An appointment was made to see a doctor at a clinic in Salina where the Kansas City heart doctors came to, but we ended up going to Kansas City for the appointment after all. Tanner was 6 weeks old at the time. They determined that he had a VSD (ventricular septa defect, and put him on a heart medicine to keep him from having congestive heart failure. We continued to go to appointments until he was four months old. At his four month appointment, the doctor who saw him that day said he needed surgery soon. When he was born Tanner weighed 9 lbs. 12 oz., and at four months he only weighed 12 lbs.

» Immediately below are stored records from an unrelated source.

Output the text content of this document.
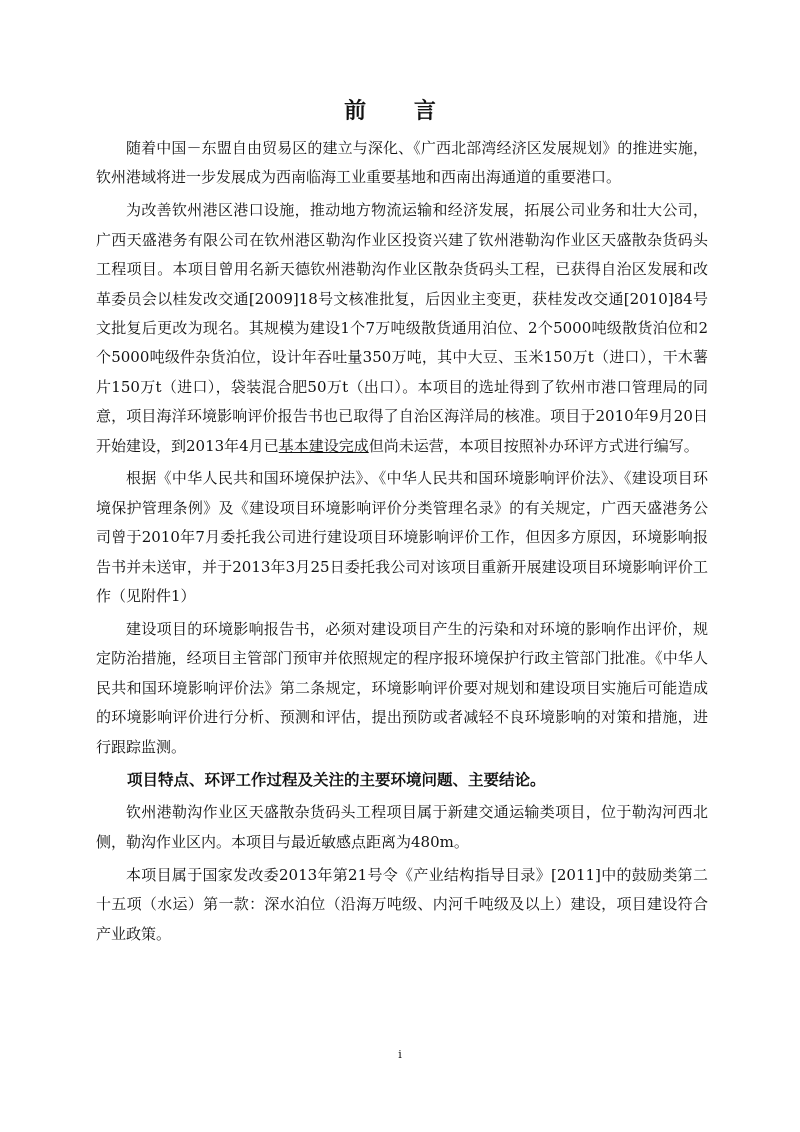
前 言

随着中国－东盟自由贸易区的建立与深化、《广西北部湾经济区发展规划》的推进实施，钦州港域将进一步发展成为西南临海工业重要基地和西南出海通道的重要港口。

为改善钦州港区港口设施，推动地方物流运输和经济发展，拓展公司业务和壮大公司，广西天盛港务有限公司在钦州港区勒沟作业区投资兴建了钦州港勒沟作业区天盛散杂货码头工程项目。本项目曾用名新天德钦州港勒沟作业区散杂货码头工程，已获得自治区发展和改革委员会以桂发改交通[2009]18号文核准批复，后因业主变更，获桂发改交通[2010]84号文批复后更改为现名。其规模为建设1个7万吨级散货通用泊位、2个5000吨级散货泊位和2个5000吨级件杂货泊位，设计年吞吐量350万吨，其中大豆、玉米150万t（进口），干木薯片150万t（进口），袋装混合肥50万t（出口）。本项目的选址得到了钦州市港口管理局的同意，项目海洋环境影响评价报告书也已取得了自治区海洋局的核准。项目于2010年9月20日开始建设，到2013年4月已基本建设完成但尚未运营，本项目按照补办环评方式进行编写。

根据《中华人民共和国环境保护法》、《中华人民共和国环境影响评价法》、《建设项目环境保护管理条例》及《建设项目环境影响评价分类管理名录》的有关规定，广西天盛港务公司曾于2010年7月委托我公司进行建设项目环境影响评价工作，但因多方原因，环境影响报告书并未送审，并于2013年3月25日委托我公司对该项目重新开展建设项目环境影响评价工作（见附件1）

建设项目的环境影响报告书，必须对建设项目产生的污染和对环境的影响作出评价，规定防治措施，经项目主管部门预审并依照规定的程序报环境保护行政主管部门批准。《中华人民共和国环境影响评价法》第二条规定，环境影响评价要对规划和建设项目实施后可能造成的环境影响评价进行分析、预测和评估，提出预防或者减轻不良环境影响的对策和措施，进行跟踪监测。

项目特点、环评工作过程及关注的主要环境问题、主要结论。

钦州港勒沟作业区天盛散杂货码头工程项目属于新建交通运输类项目，位于勒沟河西北侧，勒沟作业区内。本项目与最近敏感点距离为480m。

本项目属于国家发改委2013年第21号令《产业结构指导目录》[2011]中的鼓励类第二十五项（水运）第一款：深水泊位（沿海万吨级、内河千吨级及以上）建设，项目建设符合产业政策。

i
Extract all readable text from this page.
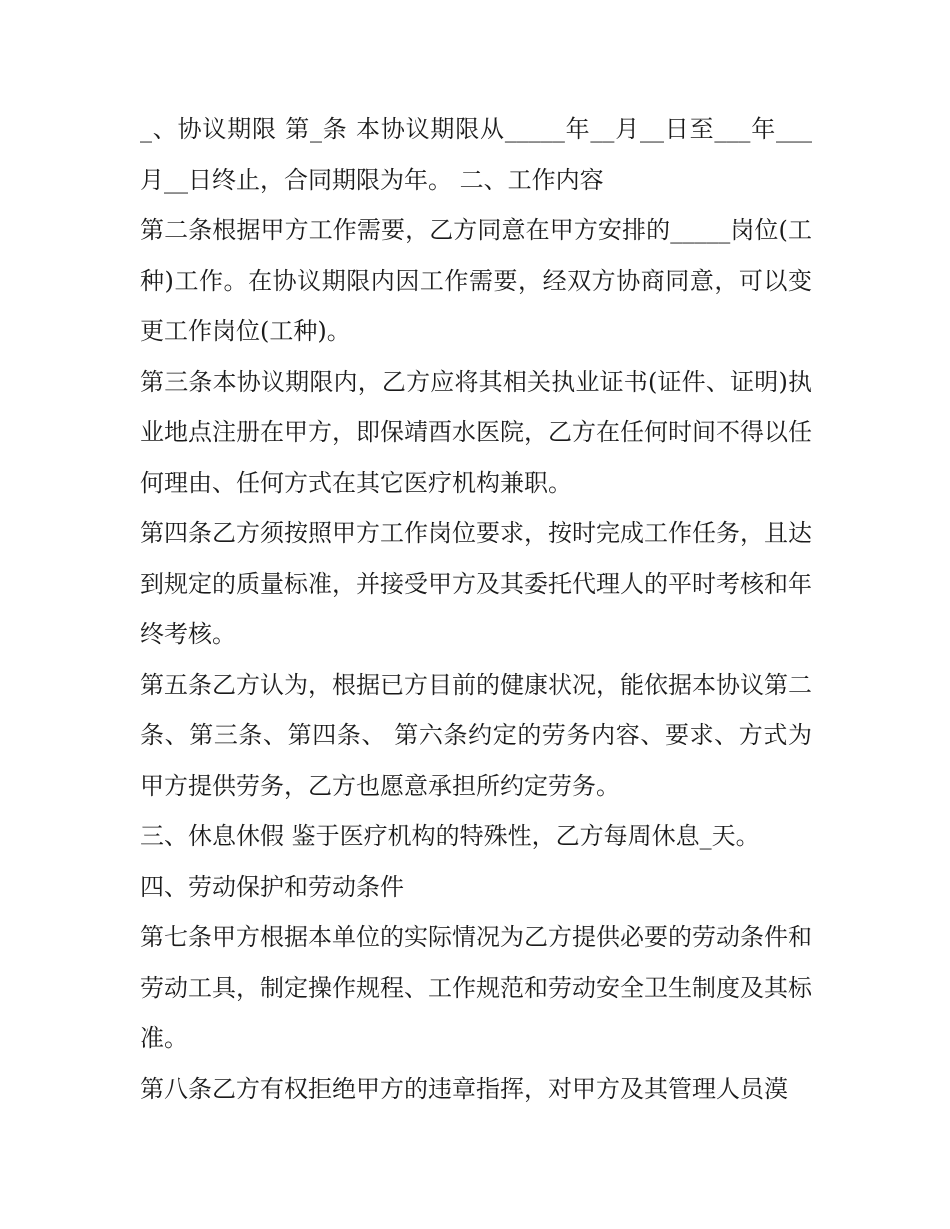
_、协议期限 第_条 本协议期限从_____年__月__日至___年___月__日终止，合同期限为年。 二、工作内容

第二条根据甲方工作需要，乙方同意在甲方安排的_____岗位(工种)工作。在协议期限内因工作需要，经双方协商同意，可以变更工作岗位(工种)。

第三条本协议期限内，乙方应将其相关执业证书(证件、证明)执业地点注册在甲方，即保靖酉水医院，乙方在任何时间不得以任何理由、任何方式在其它医疗机构兼职。

第四条乙方须按照甲方工作岗位要求，按时完成工作任务，且达到规定的质量标准，并接受甲方及其委托代理人的平时考核和年终考核。

第五条乙方认为，根据已方目前的健康状况，能依据本协议第二条、第三条、第四条、 第六条约定的劳务内容、要求、方式为甲方提供劳务，乙方也愿意承担所约定劳务。

三、休息休假 鉴于医疗机构的特殊性，乙方每周休息_天。

四、劳动保护和劳动条件

第七条甲方根据本单位的实际情况为乙方提供必要的劳动条件和劳动工具，制定操作规程、工作规范和劳动安全卫生制度及其标准。

第八条乙方有权拒绝甲方的违章指挥，对甲方及其管理人员漠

The night before surgery, the doctors told us that they were not sure what was going to happen during surgery because he should not be having this much trouble with just the VSD. The day of the surgery was the hardest. The medical staff took him from us and then we just had to wait. They were very good about coming out and giving us updates. Finally, when the surgeon came out he told us that Tanner not only had VSD, but that he also had ASD (Atrial Septal Defect). His patent ductus valve had not shut either. They had to put a patch on his VSD and sew shut his ASD. Tanner was now on the road to recovery.
Day two after surgery he had a minor set back when he was accidentally given adult strength heart medicine. Luckily they checked his blood often and that is how they discovered the mix-up. He had to be given a counter acting medication to get his Digoxin level back where it should be. He handled this very well, and although we had planned to go back to the children’s floor that same day, they had to keep him in the adult ICU to monitor him.
Tanner was only in the hospital a total of nine days. When we left to take him home, he was still on heart medication. The hardest part was holding him without hurting his sternum. We went back for several check-ups, and eventually he was able to go off the heart medication.
Tanner is fine now and has been able to do all the things he wanted to do. I praise the doctors because now when he has a check-up they can’t even hear a murmur. I feel very blessed that he was lucky enough for everything to go well and Tanner has been able to lead a normal life. He was young enough when this all took place that he doesn’t remember it, but the doctor’s shots are not his favorite thing to do.
Tanner is bright and a very personable young man who can really relate to people of any age. He has no problem carrying on a conversation and has a very positive outlook on life. His passions include family and hunting, and he knows he has a lot more to accomplish in life.
“As a survivor I have had a great life that I would not have had had it not been for the work of the American Heart Association,” stated Tanner. “Now there is not anything I could not do and I have no restrictions due to my heart.”